The successful implementation of LEAD impacts communities by increasing positive interactions between police, individuals, and the broader community, as well as encouraging a return to the approach that it takes a village to support each other and even our most vulnerable and hurting community members are deserving of respect, compassion and kindness.
- LEAD maintains multiple partnerships, including those between behavioral health and law enforcement practitioners. What are some effective ways to bring diverse professions together in LEAD?
Some of the most effective ways we have seen for these partnerships to be successful is to be transparent, find the common goals, understand that it is a true partnership, communicate openly and honestly, and understand that the program only moves as fast as the slowest partner; leave no one behind.
- As the National Support Bureau Director of LEAD, you work with jurisdictions at varied stages of the LEAD implementation process.
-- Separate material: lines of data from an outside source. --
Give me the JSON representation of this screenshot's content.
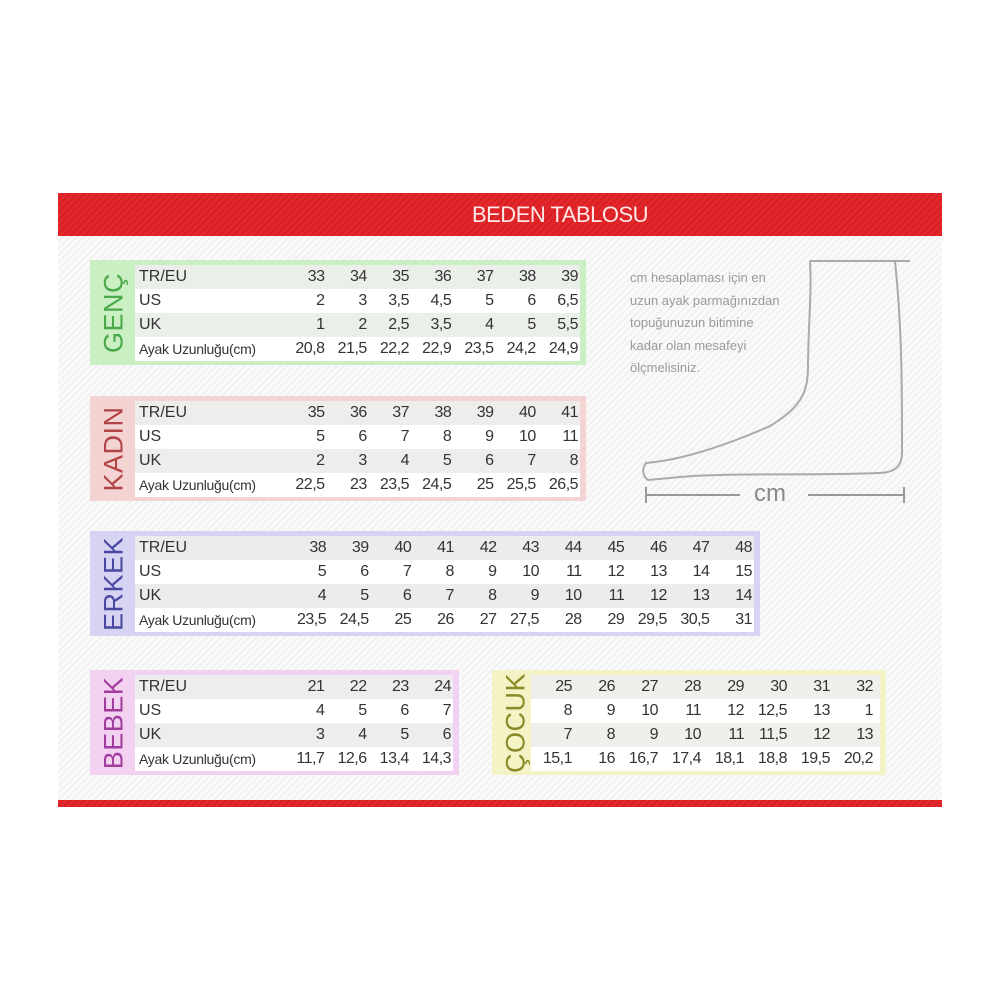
{
  "header": {
    "title": "BEDEN TABLOSU"
  },
  "colors": {
    "band": "#e3282c",
    "genc": "#c9efc2",
    "kadin": "#f4d3d3",
    "erkek": "#d6d3f3",
    "bebek": "#f3d2f1",
    "cocuk": "#f3f3c6"
  },
  "note": {
    "lines": [
      "cm hesaplaması için en",
      "uzun ayak parmağınızdan",
      "topuğunuzun bitimine",
      "kadar olan mesafeyi",
      "ölçmelisiniz."
    ],
    "unit": "cm"
  },
  "tables": [
    {
      "key": "genc",
      "label": "GENÇ",
      "rows": [
        {
          "label": "TR/EU",
          "values": [
            "33",
            "34",
            "35",
            "36",
            "37",
            "38",
            "39"
          ]
        },
        {
          "label": "US",
          "values": [
            "2",
            "3",
            "3,5",
            "4,5",
            "5",
            "6",
            "6,5"
          ]
        },
        {
          "label": "UK",
          "values": [
            "1",
            "2",
            "2,5",
            "3,5",
            "4",
            "5",
            "5,5"
          ]
        },
        {
          "label": "Ayak Uzunluğu(cm)",
          "values": [
            "20,8",
            "21,5",
            "22,2",
            "22,9",
            "23,5",
            "24,2",
            "24,9"
          ]
        }
      ]
    },
    {
      "key": "kadin",
      "label": "KADIN",
      "rows": [
        {
          "label": "TR/EU",
          "values": [
            "35",
            "36",
            "37",
            "38",
            "39",
            "40",
            "41"
          ]
        },
        {
          "label": "US",
          "values": [
            "5",
            "6",
            "7",
            "8",
            "9",
            "10",
            "11"
          ]
        },
        {
          "label": "UK",
          "values": [
            "2",
            "3",
            "4",
            "5",
            "6",
            "7",
            "8"
          ]
        },
        {
          "label": "Ayak Uzunluğu(cm)",
          "values": [
            "22,5",
            "23",
            "23,5",
            "24,5",
            "25",
            "25,5",
            "26,5"
          ]
        }
      ]
    },
    {
      "key": "erkek",
      "label": "ERKEK",
      "rows": [
        {
          "label": "TR/EU",
          "values": [
            "38",
            "39",
            "40",
            "41",
            "42",
            "43",
            "44",
            "45",
            "46",
            "47",
            "48"
          ]
        },
        {
          "label": "US",
          "values": [
            "5",
            "6",
            "7",
            "8",
            "9",
            "10",
            "11",
            "12",
            "13",
            "14",
            "15"
          ]
        },
        {
          "label": "UK",
          "values": [
            "4",
            "5",
            "6",
            "7",
            "8",
            "9",
            "10",
            "11",
            "12",
            "13",
            "14"
          ]
        },
        {
          "label": "Ayak Uzunluğu(cm)",
          "values": [
            "23,5",
            "24,5",
            "25",
            "26",
            "27",
            "27,5",
            "28",
            "29",
            "29,5",
            "30,5",
            "31"
          ]
        }
      ]
    },
    {
      "key": "bebek",
      "label": "BEBEK",
      "rows": [
        {
          "label": "TR/EU",
          "values": [
            "21",
            "22",
            "23",
            "24"
          ]
        },
        {
          "label": "US",
          "values": [
            "4",
            "5",
            "6",
            "7"
          ]
        },
        {
          "label": "UK",
          "values": [
            "3",
            "4",
            "5",
            "6"
          ]
        },
        {
          "label": "Ayak Uzunluğu(cm)",
          "values": [
            "11,7",
            "12,6",
            "13,4",
            "14,3"
          ]
        }
      ]
    },
    {
      "key": "cocuk",
      "label": "ÇOCUK",
      "rows": [
        {
          "values": [
            "25",
            "26",
            "27",
            "28",
            "29",
            "30",
            "31",
            "32"
          ]
        },
        {
          "values": [
            "8",
            "9",
            "10",
            "11",
            "12",
            "12,5",
            "13",
            "1"
          ]
        },
        {
          "values": [
            "7",
            "8",
            "9",
            "10",
            "11",
            "11,5",
            "12",
            "13"
          ]
        },
        {
          "values": [
            "15,1",
            "16",
            "16,7",
            "17,4",
            "18,1",
            "18,8",
            "19,5",
            "20,2"
          ]
        }
      ]
    }
  ]
}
Are there common challenges you have observed across jurisdictions in implementing LEAD successfully?
Although every jurisdiction decides to implement LEAD for very different reasons, there are definitely some commonalities when it comes to some of the challenges, and, subsequently, greatest successes. Those might include getting everyone to the table; making sure there’s ample community engagement and representation; locating funding; identification of the catchment area for diversions; defining what charges are eligible and disqualifying; and the identification and development of memorandums of understanding, policies, procedures, and operational guidelines that all parties can agree on and that can be successfully initiated and run smoothly.